Well, in the average case it does, but not in every case. Going back to the point about cost, an acquaintance of mine sells storage kit for a living: many of his customers measure their purchases in petabytes, rather than the terabytes most of us are used to. At the relative price difference that I mentioned a few sentences ago, the cost increment becomes a five-figure sum, even if you do have a few more drive failures because of the mechanical nature of the kit: HDD is well and truly back on the menu in such cases if performance isn’t the dominant requirement.
SSD has, then, very much become the default choice – in my world, anyway. While there are instances where spinning rust is still the way to go, these are becoming fewer and farther between. And before very long it’ll become very hard to justify buying traditional disks, because the drawbacks in an environmentally aware world of data-hungry apps will outweigh the up-front cost savings.

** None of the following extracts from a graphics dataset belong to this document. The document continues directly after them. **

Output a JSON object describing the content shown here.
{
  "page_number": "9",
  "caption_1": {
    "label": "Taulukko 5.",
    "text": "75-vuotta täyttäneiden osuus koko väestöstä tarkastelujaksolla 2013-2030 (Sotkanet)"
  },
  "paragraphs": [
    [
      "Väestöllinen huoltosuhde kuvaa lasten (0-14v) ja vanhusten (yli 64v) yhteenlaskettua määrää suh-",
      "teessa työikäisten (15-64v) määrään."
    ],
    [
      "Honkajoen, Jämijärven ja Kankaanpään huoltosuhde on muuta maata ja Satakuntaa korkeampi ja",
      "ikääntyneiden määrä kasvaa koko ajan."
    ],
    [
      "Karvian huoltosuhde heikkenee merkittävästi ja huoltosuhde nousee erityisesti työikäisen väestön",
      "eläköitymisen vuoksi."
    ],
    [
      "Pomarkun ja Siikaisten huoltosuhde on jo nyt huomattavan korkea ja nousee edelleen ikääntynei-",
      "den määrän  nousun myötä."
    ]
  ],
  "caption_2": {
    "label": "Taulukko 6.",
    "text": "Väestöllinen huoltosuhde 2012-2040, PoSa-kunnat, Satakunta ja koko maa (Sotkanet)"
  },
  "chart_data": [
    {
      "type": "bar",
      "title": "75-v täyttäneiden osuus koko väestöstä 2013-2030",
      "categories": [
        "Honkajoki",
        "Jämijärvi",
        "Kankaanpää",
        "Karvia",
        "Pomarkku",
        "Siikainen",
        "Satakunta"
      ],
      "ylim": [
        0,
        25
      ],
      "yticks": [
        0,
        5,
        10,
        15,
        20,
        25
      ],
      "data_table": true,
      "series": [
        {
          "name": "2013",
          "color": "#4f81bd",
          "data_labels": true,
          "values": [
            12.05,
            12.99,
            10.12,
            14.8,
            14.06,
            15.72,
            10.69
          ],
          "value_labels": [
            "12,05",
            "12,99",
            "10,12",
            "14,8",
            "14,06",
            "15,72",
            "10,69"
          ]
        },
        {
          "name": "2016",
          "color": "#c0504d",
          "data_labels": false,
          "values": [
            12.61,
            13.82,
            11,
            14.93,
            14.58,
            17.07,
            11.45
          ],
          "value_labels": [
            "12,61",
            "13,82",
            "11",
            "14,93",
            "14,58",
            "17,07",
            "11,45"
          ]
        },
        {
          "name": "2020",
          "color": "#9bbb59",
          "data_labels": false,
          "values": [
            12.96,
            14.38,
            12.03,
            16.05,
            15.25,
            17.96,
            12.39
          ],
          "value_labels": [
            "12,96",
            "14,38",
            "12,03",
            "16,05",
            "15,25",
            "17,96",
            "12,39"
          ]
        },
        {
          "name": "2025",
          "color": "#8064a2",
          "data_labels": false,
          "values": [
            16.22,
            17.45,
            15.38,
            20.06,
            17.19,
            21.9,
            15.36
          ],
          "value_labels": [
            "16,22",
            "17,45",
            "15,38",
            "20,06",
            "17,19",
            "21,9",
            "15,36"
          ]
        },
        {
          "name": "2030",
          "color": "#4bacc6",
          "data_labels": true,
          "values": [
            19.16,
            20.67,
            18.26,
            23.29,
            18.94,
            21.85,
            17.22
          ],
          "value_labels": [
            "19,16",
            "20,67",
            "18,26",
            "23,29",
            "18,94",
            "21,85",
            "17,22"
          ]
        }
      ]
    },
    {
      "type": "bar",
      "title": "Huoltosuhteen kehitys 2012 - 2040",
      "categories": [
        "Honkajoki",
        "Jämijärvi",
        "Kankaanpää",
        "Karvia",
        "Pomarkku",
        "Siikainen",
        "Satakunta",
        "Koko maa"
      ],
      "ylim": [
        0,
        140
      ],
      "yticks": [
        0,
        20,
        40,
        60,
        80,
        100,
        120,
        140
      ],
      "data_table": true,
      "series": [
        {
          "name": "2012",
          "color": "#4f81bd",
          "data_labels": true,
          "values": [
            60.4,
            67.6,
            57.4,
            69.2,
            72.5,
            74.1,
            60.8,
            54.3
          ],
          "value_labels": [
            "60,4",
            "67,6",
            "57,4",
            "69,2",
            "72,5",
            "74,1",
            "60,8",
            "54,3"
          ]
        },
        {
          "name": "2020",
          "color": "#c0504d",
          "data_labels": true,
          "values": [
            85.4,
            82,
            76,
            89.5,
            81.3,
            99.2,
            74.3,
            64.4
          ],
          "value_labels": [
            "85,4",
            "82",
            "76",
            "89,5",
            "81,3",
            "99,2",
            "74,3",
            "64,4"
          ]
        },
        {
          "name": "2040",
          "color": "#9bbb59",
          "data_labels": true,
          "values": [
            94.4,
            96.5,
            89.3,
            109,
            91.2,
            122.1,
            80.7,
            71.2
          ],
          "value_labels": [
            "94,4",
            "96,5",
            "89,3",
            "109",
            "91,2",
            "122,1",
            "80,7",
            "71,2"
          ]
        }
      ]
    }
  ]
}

That doesn’t mean, however, that we won’t still have HDD in our data centres for many years to come: tending toward buying SSD for the new stuff doesn’t mean we’re going to throw the HDD setup in the bin until we’ve had the value from it. It’s therefore worth assuming we’ll live in a hybrid world for some time to come, then, and ensure that the way we design our apps and architect our infrastructure caters for this fact.
And hybrid’s a perfectly fine way to go, so long as you can manage it coherently. If your HDD infrastructure can deliver enough IOPS for the applications it serves, that’s good enough: and it means you can dedicate the pricier SSD to the hungry apps that eat storage for breakfast.
And if the management layer provides you with a decent – and fast – capability to shuffle file stores between one storage type and another then even better, because that’s one of the biggest pains with wrangling storage and it lets you deal with changing needs of individual apps.
From a technology perspective, SSD is the future. Thanks to its footprint and penetration, however, HDD - and therefore hybrid data storage – are the present.
And that might not be bad thing. Yes, SSD brings performance and reliability thanks to the fact it doesn’t contain moving parts, but - for now – you can still live with HDD. Not every workload requires AI-levels of read, write or retrieval thrown at it. Plus the tools exist to manage hybrid.
Just keep remember to keep a weather eye fixed firmly on that future - and have a plan to get there.